News

River group wanted Aquilini fine for local use

The charges stem from June 2009, when a water intake pipe was installed into the river and water pumped to keep a field of cranberry plants alive.  - The NEWS/files
The charges stem from June 2009, when a water intake pipe was installed into the river and water pumped to keep a field of cranberry plants alive.
— image credit: The NEWS/files

Instead of ordering an Aquilini numbered company last week to pay $54,000 to the Habitat Trust Conservation Foundation for illegally taking water from the North Alouette River, the money should be put to local use, says a local river group.

The Port Coquitlam provincial court decision shows a Vancouver orientation and no recognition of Maple Ridge, says Geoff Clayton, with the Alouette River Management Society.

"We didn't spring up overnight." It's just the ignorance of the Vancouver audience that doesn't know that the society exists.

But ARMS had to spend its own money to hire an environmental lawyer to make a presentation on the case, he pointed out.

ARMS "helped fund enthusiasm for the two senior governments to pursue this," he said.
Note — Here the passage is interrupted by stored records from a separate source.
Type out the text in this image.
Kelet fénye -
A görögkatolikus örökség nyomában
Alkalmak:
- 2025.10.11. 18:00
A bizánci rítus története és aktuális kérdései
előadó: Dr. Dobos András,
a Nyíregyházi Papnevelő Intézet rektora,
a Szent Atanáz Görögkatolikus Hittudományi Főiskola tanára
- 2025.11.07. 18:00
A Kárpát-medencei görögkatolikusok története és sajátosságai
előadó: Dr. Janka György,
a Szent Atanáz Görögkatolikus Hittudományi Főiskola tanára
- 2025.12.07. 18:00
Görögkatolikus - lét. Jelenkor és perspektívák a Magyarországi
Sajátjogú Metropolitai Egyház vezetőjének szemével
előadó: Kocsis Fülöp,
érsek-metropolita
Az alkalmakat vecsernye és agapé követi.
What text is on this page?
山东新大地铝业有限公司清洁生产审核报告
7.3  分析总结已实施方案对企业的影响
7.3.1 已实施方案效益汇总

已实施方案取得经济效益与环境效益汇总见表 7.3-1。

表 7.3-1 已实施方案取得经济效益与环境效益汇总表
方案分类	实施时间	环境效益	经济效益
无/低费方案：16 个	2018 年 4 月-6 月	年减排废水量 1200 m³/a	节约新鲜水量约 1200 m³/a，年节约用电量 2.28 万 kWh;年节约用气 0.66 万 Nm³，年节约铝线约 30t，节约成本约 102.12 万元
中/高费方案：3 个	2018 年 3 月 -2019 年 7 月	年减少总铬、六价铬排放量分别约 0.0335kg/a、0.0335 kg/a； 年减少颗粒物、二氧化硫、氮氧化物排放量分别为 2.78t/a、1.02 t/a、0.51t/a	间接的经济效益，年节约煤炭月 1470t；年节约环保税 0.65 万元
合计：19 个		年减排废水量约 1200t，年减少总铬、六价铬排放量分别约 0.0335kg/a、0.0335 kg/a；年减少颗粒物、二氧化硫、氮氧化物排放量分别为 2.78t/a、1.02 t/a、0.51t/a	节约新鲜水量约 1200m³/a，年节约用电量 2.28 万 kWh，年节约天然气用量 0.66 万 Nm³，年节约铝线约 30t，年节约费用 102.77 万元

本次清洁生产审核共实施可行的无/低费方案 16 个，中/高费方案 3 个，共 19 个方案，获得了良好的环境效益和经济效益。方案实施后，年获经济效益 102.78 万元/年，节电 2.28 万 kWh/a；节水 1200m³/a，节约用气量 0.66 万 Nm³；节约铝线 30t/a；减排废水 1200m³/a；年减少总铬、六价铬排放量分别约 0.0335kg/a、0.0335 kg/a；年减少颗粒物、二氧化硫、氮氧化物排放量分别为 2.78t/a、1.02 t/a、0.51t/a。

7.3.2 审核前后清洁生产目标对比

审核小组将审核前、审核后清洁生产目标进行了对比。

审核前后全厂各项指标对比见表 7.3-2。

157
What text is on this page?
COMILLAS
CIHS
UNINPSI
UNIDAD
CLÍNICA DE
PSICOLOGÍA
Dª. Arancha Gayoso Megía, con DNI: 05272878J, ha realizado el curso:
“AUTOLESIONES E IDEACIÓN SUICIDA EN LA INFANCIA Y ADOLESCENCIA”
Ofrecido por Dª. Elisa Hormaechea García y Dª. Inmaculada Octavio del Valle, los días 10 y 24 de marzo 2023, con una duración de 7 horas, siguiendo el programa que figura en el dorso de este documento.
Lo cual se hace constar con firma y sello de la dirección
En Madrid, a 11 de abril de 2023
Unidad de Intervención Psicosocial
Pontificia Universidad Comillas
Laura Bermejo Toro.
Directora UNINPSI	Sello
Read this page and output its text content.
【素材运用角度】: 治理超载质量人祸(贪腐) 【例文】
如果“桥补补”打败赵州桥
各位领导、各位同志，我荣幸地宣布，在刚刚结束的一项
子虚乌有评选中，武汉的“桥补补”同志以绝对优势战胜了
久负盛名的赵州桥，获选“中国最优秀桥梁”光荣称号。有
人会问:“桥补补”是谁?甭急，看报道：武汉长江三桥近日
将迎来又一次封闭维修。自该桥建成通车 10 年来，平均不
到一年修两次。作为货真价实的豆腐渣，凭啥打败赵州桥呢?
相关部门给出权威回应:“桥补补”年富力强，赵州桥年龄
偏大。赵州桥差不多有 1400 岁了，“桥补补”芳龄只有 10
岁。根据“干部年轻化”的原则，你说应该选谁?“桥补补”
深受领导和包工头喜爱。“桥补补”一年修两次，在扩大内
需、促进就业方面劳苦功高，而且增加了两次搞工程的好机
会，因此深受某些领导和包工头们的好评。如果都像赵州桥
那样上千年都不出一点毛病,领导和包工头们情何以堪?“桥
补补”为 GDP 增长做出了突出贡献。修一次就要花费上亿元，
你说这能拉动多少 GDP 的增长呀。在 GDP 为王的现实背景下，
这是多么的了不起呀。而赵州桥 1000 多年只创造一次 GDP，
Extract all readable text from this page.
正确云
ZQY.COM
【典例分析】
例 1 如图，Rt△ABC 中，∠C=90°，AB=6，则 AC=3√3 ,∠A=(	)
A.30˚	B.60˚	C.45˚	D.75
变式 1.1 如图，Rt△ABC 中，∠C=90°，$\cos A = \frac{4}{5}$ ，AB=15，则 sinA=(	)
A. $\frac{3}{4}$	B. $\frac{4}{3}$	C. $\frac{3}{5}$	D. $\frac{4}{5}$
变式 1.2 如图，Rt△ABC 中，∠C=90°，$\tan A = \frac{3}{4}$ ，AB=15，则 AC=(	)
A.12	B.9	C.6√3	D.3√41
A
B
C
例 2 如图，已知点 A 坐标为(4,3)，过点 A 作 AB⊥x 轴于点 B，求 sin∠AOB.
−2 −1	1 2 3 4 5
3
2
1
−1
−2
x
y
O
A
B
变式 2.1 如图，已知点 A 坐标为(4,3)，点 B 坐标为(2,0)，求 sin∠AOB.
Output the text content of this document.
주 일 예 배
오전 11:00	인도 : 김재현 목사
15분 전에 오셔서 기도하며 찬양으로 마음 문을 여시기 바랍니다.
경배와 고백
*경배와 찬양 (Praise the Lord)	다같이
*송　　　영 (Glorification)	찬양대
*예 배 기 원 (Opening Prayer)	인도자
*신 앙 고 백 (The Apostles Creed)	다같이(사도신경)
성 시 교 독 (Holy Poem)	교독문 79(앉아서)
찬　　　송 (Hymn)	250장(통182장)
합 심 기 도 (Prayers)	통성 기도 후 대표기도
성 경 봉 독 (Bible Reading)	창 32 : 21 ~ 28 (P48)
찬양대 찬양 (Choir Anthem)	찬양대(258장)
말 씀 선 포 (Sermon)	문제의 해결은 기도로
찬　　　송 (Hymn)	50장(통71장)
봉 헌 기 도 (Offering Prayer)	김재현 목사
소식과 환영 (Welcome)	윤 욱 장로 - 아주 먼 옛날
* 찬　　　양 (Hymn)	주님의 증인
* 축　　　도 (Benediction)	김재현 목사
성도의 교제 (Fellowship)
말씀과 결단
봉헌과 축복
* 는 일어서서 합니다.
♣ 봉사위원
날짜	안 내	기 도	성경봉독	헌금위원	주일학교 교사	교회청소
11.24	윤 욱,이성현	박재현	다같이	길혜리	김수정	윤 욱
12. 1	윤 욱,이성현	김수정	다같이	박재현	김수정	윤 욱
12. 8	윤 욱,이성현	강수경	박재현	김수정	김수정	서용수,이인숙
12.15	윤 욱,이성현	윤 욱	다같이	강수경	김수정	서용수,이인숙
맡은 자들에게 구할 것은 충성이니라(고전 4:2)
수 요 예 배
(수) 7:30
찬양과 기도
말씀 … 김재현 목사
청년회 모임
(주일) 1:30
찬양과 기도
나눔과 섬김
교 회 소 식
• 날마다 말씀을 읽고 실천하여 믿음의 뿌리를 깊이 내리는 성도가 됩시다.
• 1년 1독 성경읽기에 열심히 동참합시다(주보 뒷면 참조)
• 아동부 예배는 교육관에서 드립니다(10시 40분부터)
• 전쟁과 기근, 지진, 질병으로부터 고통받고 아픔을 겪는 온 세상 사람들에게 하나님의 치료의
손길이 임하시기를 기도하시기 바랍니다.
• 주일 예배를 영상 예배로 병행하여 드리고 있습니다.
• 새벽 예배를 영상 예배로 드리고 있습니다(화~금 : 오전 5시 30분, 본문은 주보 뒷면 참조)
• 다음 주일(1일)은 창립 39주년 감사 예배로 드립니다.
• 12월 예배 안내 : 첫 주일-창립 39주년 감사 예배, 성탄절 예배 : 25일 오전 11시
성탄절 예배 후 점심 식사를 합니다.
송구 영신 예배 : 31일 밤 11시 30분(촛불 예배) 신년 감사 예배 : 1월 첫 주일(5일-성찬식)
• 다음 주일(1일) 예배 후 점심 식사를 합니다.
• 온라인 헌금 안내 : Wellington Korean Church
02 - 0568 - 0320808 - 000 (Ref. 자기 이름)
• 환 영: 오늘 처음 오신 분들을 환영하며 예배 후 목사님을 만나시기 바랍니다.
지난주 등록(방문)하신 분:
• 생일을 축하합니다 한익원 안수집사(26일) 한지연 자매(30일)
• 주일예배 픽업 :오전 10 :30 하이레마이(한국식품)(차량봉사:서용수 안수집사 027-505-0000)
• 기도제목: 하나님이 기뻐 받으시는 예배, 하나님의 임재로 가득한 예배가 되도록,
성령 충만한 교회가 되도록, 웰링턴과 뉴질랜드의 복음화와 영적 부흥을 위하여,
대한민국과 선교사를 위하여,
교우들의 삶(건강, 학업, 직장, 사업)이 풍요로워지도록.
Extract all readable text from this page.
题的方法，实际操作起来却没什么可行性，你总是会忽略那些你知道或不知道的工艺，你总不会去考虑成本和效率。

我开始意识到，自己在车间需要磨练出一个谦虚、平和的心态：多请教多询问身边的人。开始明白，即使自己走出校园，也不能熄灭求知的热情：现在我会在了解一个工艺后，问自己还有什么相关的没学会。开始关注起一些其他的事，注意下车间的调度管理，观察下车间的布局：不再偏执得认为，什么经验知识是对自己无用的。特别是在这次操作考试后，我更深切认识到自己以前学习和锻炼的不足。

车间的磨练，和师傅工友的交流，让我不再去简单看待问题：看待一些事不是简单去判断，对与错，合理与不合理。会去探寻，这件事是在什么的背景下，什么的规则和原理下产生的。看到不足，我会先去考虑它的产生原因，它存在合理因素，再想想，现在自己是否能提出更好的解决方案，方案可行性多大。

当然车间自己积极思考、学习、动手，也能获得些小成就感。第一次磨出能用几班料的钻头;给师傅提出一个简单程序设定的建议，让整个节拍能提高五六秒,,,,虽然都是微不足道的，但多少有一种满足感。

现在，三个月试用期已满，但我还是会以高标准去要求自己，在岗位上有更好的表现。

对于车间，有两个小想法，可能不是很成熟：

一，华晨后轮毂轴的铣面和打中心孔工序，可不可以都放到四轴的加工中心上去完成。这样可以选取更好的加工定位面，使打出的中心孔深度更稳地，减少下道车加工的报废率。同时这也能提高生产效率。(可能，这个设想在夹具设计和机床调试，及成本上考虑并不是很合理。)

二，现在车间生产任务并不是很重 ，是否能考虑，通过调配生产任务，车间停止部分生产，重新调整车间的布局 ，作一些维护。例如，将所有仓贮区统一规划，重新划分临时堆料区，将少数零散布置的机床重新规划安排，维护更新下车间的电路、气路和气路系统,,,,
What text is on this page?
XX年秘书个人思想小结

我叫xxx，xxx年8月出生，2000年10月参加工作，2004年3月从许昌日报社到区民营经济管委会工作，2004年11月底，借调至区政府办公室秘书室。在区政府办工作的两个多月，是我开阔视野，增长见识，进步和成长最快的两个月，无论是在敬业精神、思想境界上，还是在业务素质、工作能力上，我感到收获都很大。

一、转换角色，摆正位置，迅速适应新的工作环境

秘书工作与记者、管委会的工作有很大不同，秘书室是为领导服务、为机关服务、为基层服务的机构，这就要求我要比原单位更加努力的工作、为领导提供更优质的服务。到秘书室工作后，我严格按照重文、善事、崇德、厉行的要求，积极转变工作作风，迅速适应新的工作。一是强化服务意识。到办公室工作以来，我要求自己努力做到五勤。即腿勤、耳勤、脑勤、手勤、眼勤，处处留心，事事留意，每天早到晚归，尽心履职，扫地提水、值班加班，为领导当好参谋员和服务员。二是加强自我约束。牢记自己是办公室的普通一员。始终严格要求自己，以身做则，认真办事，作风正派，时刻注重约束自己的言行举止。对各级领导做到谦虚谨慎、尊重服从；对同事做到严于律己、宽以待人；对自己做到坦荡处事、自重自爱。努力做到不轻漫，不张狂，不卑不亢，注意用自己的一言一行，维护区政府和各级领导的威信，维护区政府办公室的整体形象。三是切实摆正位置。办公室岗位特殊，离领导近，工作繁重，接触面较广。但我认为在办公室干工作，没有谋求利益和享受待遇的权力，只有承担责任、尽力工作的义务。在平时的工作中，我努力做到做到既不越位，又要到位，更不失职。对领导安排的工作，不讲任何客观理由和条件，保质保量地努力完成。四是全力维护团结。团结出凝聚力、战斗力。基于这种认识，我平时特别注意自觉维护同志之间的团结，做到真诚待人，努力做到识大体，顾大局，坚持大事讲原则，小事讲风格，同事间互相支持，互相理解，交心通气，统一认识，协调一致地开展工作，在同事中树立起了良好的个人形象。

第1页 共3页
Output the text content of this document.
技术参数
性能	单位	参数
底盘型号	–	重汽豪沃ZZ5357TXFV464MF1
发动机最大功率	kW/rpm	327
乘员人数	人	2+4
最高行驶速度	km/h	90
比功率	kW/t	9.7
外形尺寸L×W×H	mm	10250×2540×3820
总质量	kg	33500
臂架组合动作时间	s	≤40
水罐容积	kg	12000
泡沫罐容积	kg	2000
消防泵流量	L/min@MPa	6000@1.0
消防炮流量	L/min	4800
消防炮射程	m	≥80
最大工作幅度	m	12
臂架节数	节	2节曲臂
Clayton was responding to the decision by the Crown prosecutor to ask for an order of the payment following the guilty plea to a illegally pumping water in June 2009 under the Water Act.

Court heard last week that the large pipe was put into the North Alouette River in order to water a field of cranberry bushes that were at risk of dying of drought.

Clayton would like the money spent on creating a water-use plan for the North Alouette area.

The company was ordered to pay the money, plus a $1,000 fine after pleading guilty to illegally pumping water, under the Water Act.

A total of 11 charges were laid in 2011 after a water intake pipe was installed into the North Alouette River in June 2009 to provide water to cranberry plants during a hot, dry spring.

But all but the one of charges was dropped  against the numbered companies, CPI - Cranberry Plantation, Global Coin Corp., farm manager Richard Matis as well as Elisa, Francesco, Paulo and Roberto Aquilini.

Clayton said he wasn't surprised by the $1,000 fine.

But he wondered if any Fisheries Act charges could ever be laid again under a similar circumstance, given the changes to the Fisheries Act which removes habitat protection. The Conservative government approved those changes last year.

"It would be impossible to bring those charges forward, or even contemplate bringing them."